WASHINGTON — Demonstrating rapidly shifting attitudes toward gun control in the aftermath of a massacre in a Connecticut school, many pro-gun Congressional Democrats — including Senator Harry Reid of Nevada, the majority leader and a longstanding gun rights supporter — signaled an openness Monday to new restrictions on guns.
Brendan Hoffman for The New York Times
Senator Joe Manchin III, Democrat of West Virginia, a gun-rights advocate, said Monday that "everything should be on the table" as gun control is debated in the weeks and months to come.
White House officials remained vague and noncommittal about how President Obama would translate into action his soaring rhetoric Sunday in Newtown, when he appeared to presage an effort to curb access to guns. But many Democrats, including several from conservative states, said Congress should take up the issue next year, and one Senate chairman promised hearings.
Senator Joe Manchin III of West Virginia, an advocate of gun rights who drew attention in 2010 by running a commercial that showed him firing a rifle into a piece of legislation serving as a target, said "everything should be on the table" as gun control is debated in the coming weeks and months.
The receptiveness to new gun laws from figures like Mr. Manchin suggested the National Rifle Association, long one of the most powerful lobbies in Washington, would face a strong test of its influence in the coming months if it sought to fend off tougher restrictions. Leaders of the organization have declined interview requests since the shootings, the group's Twitter account has gone silent, and it has deactivated its Facebook page.

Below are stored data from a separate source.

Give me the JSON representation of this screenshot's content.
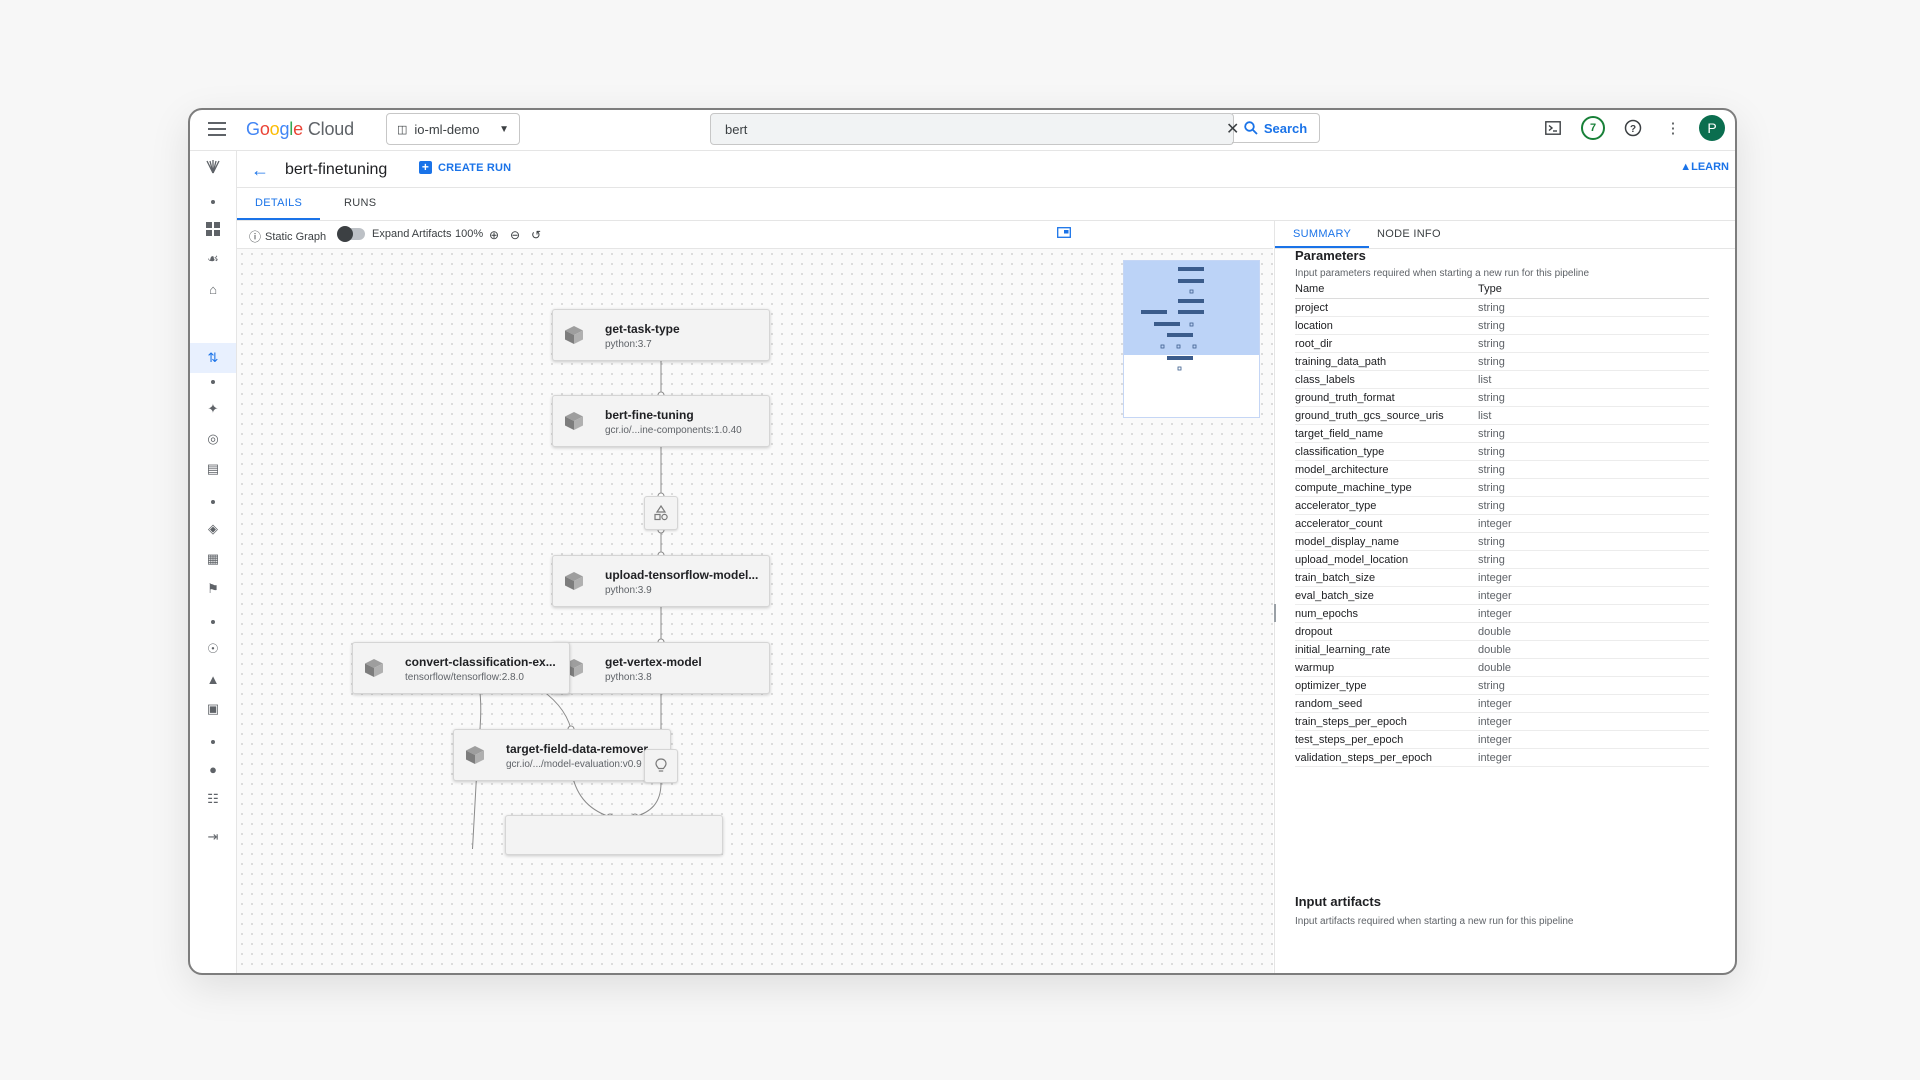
{
  "topbar": {
    "logo_google": "Google",
    "logo_cloud": "Cloud",
    "project": "io-ml-demo",
    "search_value": "bert",
    "search_button": "Search",
    "notification_count": "7",
    "avatar_initial": "P"
  },
  "header": {
    "title": "bert-finetuning",
    "create_run": "CREATE RUN",
    "learn": "LEARN"
  },
  "tabs": {
    "details": "DETAILS",
    "runs": "RUNS"
  },
  "toolbar": {
    "static_graph": "Static Graph",
    "expand_artifacts": "Expand Artifacts",
    "zoom": "100%"
  },
  "graph": {
    "nodes": [
      {
        "name": "get-task-type",
        "sub": "python:3.7"
      },
      {
        "name": "bert-fine-tuning",
        "sub": "gcr.io/...ine-components:1.0.40"
      },
      {
        "name": "upload-tensorflow-model...",
        "sub": "python:3.9"
      },
      {
        "name": "get-vertex-model",
        "sub": "python:3.8"
      },
      {
        "name": "convert-classification-ex...",
        "sub": "tensorflow/tensorflow:2.8.0"
      },
      {
        "name": "target-field-data-remover",
        "sub": "gcr.io/.../model-evaluation:v0.9"
      }
    ]
  },
  "panel": {
    "tabs": {
      "summary": "SUMMARY",
      "node_info": "NODE INFO"
    },
    "params_title": "Parameters",
    "params_desc": "Input parameters required when starting a new run for this pipeline",
    "col_name": "Name",
    "col_type": "Type",
    "params": [
      {
        "name": "project",
        "type": "string"
      },
      {
        "name": "location",
        "type": "string"
      },
      {
        "name": "root_dir",
        "type": "string"
      },
      {
        "name": "training_data_path",
        "type": "string"
      },
      {
        "name": "class_labels",
        "type": "list"
      },
      {
        "name": "ground_truth_format",
        "type": "string"
      },
      {
        "name": "ground_truth_gcs_source_uris",
        "type": "list"
      },
      {
        "name": "target_field_name",
        "type": "string"
      },
      {
        "name": "classification_type",
        "type": "string"
      },
      {
        "name": "model_architecture",
        "type": "string"
      },
      {
        "name": "compute_machine_type",
        "type": "string"
      },
      {
        "name": "accelerator_type",
        "type": "string"
      },
      {
        "name": "accelerator_count",
        "type": "integer"
      },
      {
        "name": "model_display_name",
        "type": "string"
      },
      {
        "name": "upload_model_location",
        "type": "string"
      },
      {
        "name": "train_batch_size",
        "type": "integer"
      },
      {
        "name": "eval_batch_size",
        "type": "integer"
      },
      {
        "name": "num_epochs",
        "type": "integer"
      },
      {
        "name": "dropout",
        "type": "double"
      },
      {
        "name": "initial_learning_rate",
        "type": "double"
      },
      {
        "name": "warmup",
        "type": "double"
      },
      {
        "name": "optimizer_type",
        "type": "string"
      },
      {
        "name": "random_seed",
        "type": "integer"
      },
      {
        "name": "train_steps_per_epoch",
        "type": "integer"
      },
      {
        "name": "test_steps_per_epoch",
        "type": "integer"
      },
      {
        "name": "validation_steps_per_epoch",
        "type": "integer"
      }
    ],
    "artifacts_title": "Input artifacts",
    "artifacts_desc": "Input artifacts required when starting a new run for this pipeline"
  },
  "icons": {
    "menu": "menu-icon",
    "cloud_shell": "terminal-icon",
    "help": "help-icon",
    "more": "more-vert-icon",
    "node": "cube-icon"
  }
}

As the criminal inquiry proceeded, investigators studying a computer taken from the house of the Connecticut gunman, Adam Lanza, said it was so badly damaged that they were not optimistic that they would be able to get any information from it, a law enforcement official said Monday.
The Federal Bureau of Investigation, which has more expertise in computer forensics than Connecticut's state forensic laboratory, has been part of the effort to recover data from the computer, the official said.
A federal law enforcement official said the Bureau of Alcohol, Tobacco, Firearms and Explosives had determined that Mr. Lanza and his mother, Nancy Lanza, visited firing ranges together and separately in recent years, with one known occasion of their going together. It was not clear whether they had both fired weapons on that visit.
The White House offered no elaboration on Monday of the president's thinking or the options he would consider; it tried to tamp down expectations of quick action.
In part, that reflected the complicated politics of gun control, as the president's advisers weighed whether the horror of Newtown had changed the dynamics in Washington enough to make possible measures that were earlier deemed very unlikely to pass.
And in part, that reflected the reality that the president and his top aides are consumed with negotiating a potentially landmark budget bargain with Congressional Republicans to head off a fiscal crisis at the end of the year.
On Monday afternoon, Mr. Obama met with Vice President Joseph R. Biden Jr. and three cabinet officials — Attorney General Eric H. Holder Jr.; Kathleen Sebelius, the secretary of health and human services; and Arne Duncan, the education secretary — to "begin looking at ways the country can respond to the tragedy in Newtown," an administration official said.
The official declined to give specifics on the state of the discussions other than to say "the work will continue."
Several people familiar with the deliberations at the White House in recent days said the administration, for now, was pursuing a strategy of taking time to develop a holistic response that could potentially be announced all at once, an executive order and a legislative proposal, rather than rushing to put out an executive order alone.
The thinking behind that approach, they said, was that the actions the president could take by himself — ordering federal agencies like the Social Security Administration to provide information to the background check system when benefits recipients have been deemed mentally ill or when employees and job applicants fail drug tests — would have only a minor impact relative to things that Congress could do, and that issuing such an order by itself could reduce momentum for greater action.